November winds whipped around the crowd gathered for the unveiling of the $26.5 million project that officials hope will bring much-needed recreation and green space to the neighborhood and become a central meeting place.
“Geographically, Canal Park sits in the center of the Capitol Riverfront neighborhood,” said Chris Van Arsdale, executive director of the nonprofit Canal Park Development Association and project manager for the site. “As more residential developments are completed in the adjacent lots, the park will be a living room for the neighborhood.”
It also will be a model of green building, officials said. It has a storm-water management system designed to collect 100 percent of the rainwater from the three-block stretch of the park and hold up to 80,000 gallons from neighboring rooftops and city blocks.
The collected rainfall, estimated to generate 1.5 million gallons of reused water annually, will be pumped through a filtration system and reused for the ice rink, irrigation and restroom facilities, Van Arsdale said.
The site also will have electric-car-charging stations, only the second on-street location in the District.
The park, between M and Second streets SE and a block from the Navy Yard Metro stop, has had a history marked by industrial and commercial use, and eventually it was abandoned. In the late 1800s, it was part of a working canal between the Anacostia River and the Potomac. More recently, the site was used as a parking lot for D.C. school buses.

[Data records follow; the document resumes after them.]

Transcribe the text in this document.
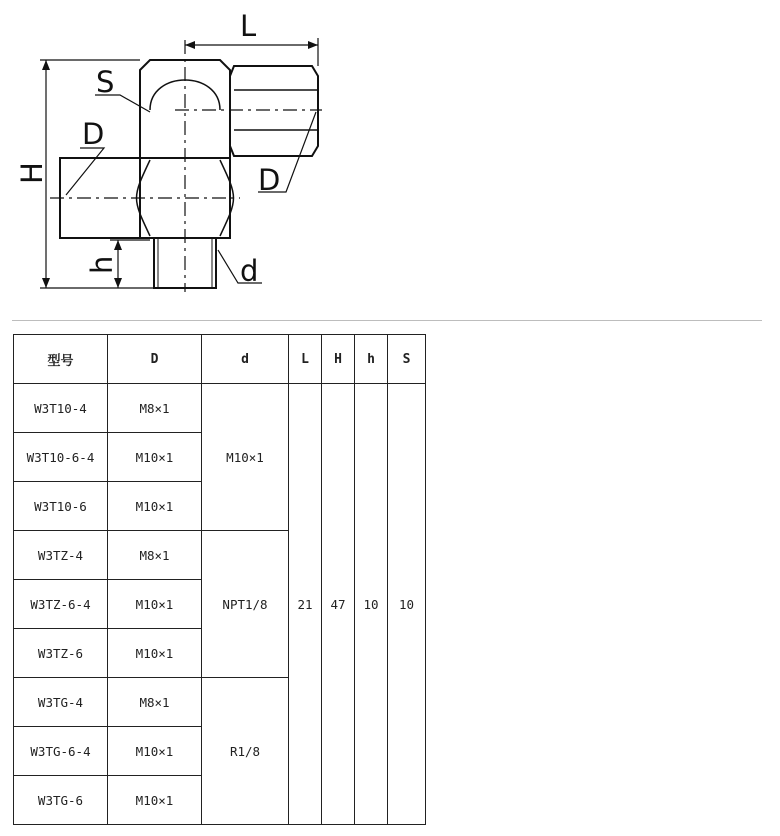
L
S
D
D
H
h	d
型号	D	d	L	H	h	S
W3T10-4	M8×1	M10×1	21	47	10	10
W3T10-6-4	M10×1					
W3T10-6	M10×1					
W3TZ-4	M8×1	NPT1/8				
W3TZ-6-4	M10×1					
W3TZ-6	M10×1					
W3TG-4	M8×1	R1/8				
W3TG-6-4	M10×1					
W3TG-6	M10×1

In the late 1990s, when real estate developer Chris Smith of D.C.-based WC Smith proposed to then-Deputy Mayor Eric Price that the site become a park, the idea seemed promising but far-fetched, Smith said. There were relatively few neighborhood amenities.
“For decades, this whole part of the District was Godforsaken,” Del. Eleanor Holmes Norton (D-D.C.) said Friday at the park’s opening.

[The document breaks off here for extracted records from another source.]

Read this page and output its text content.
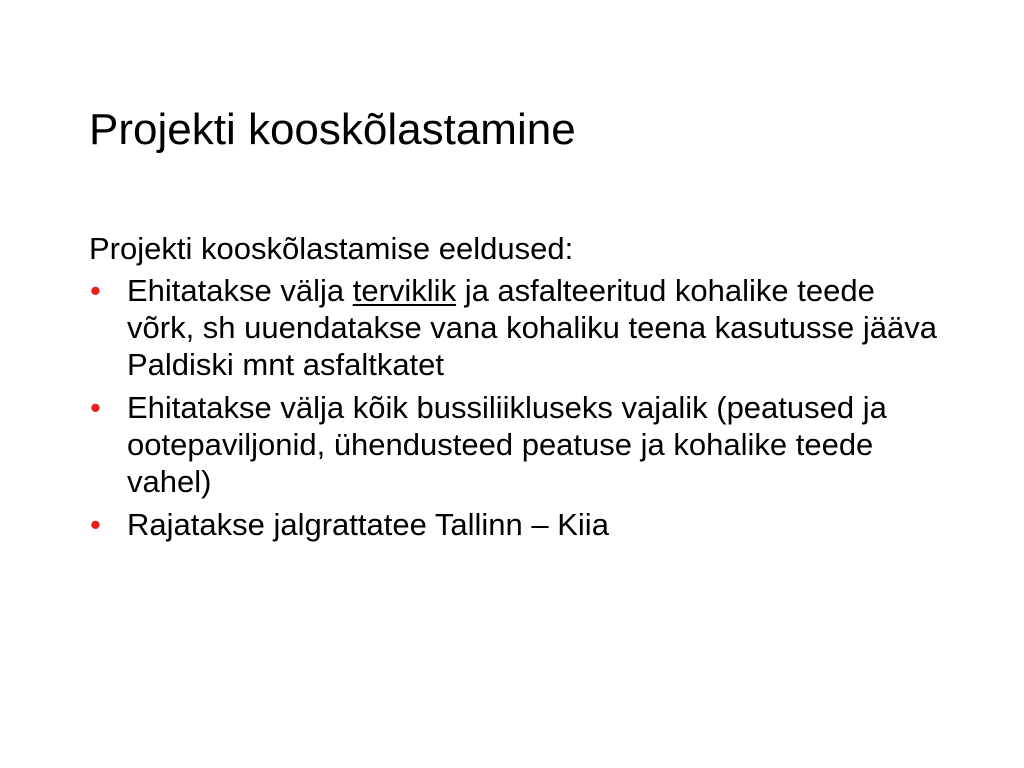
Projekti kooskõlastamine

Projekti kooskõlastamise eeldused:

• Ehitatakse välja terviklik ja asfalteeritud kohalike teede võrk, sh uuendatakse vana kohaliku teena kasutusse jääva Paldiski mnt asfaltkatet
• Ehitatakse välja kõik bussiliikluseks vajalik (peatused ja ootepaviljonid, ühendusteed peatuse ja kohalike teede vahel)
• Rajatakse jalgrattatee Tallinn – Kiia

In the course of the next decade, further interest was generated in the project. In 2000, the federal government awarded a $2.5 million grant to the Canal Park developers. Real estate developer JBG matched the grant. The District put in $13.5 million, and the D.C. Housing Authority allocated $3.9 million in funding from a new-market tax credit to bring housing to the site, too.
Next to the park sits 1,800 mixed-income units that replaced 700 public housing units from across the District.
The park, which took about 18 months to design, is a pilot project for the Sustainable Sites Initiative and a candidate for LEED Gold certification.
Van Arsdale said that both Olin landscapers and Studio architecture, which designed the park, wanted to “push the sustainability envelope” and worked closely with the U.S. Green Building Council.
The park’s features include two fountains — one will run year-round while the other contains a series of 40 jets for people to play in during the warmer months.
Three stainless steel sculptures, created by artist David Hess, are twisted into curved lines that are meant to evoke the motion of water, a tribute to the park’s history on the canal.
The sculptures are not merely aesthetic; children can also play on them.
A few children were among the crowd Friday, including ice skaters from DC Inner City Excellence.
The kids, ages 6 and older, were on hand to do skating demonstrations, while their coach and the founder of DC ICE, three-time Olympic speed skater Nathaniel Mills, skated nearby.
“Ice time in the District is really scarce,” Mills said. “All of the indoor arenas are usually occupied by hockey teams because they pay the bills, and we typically have to teach the kids on roller blades. The kids are the true beneficiaries of this place.”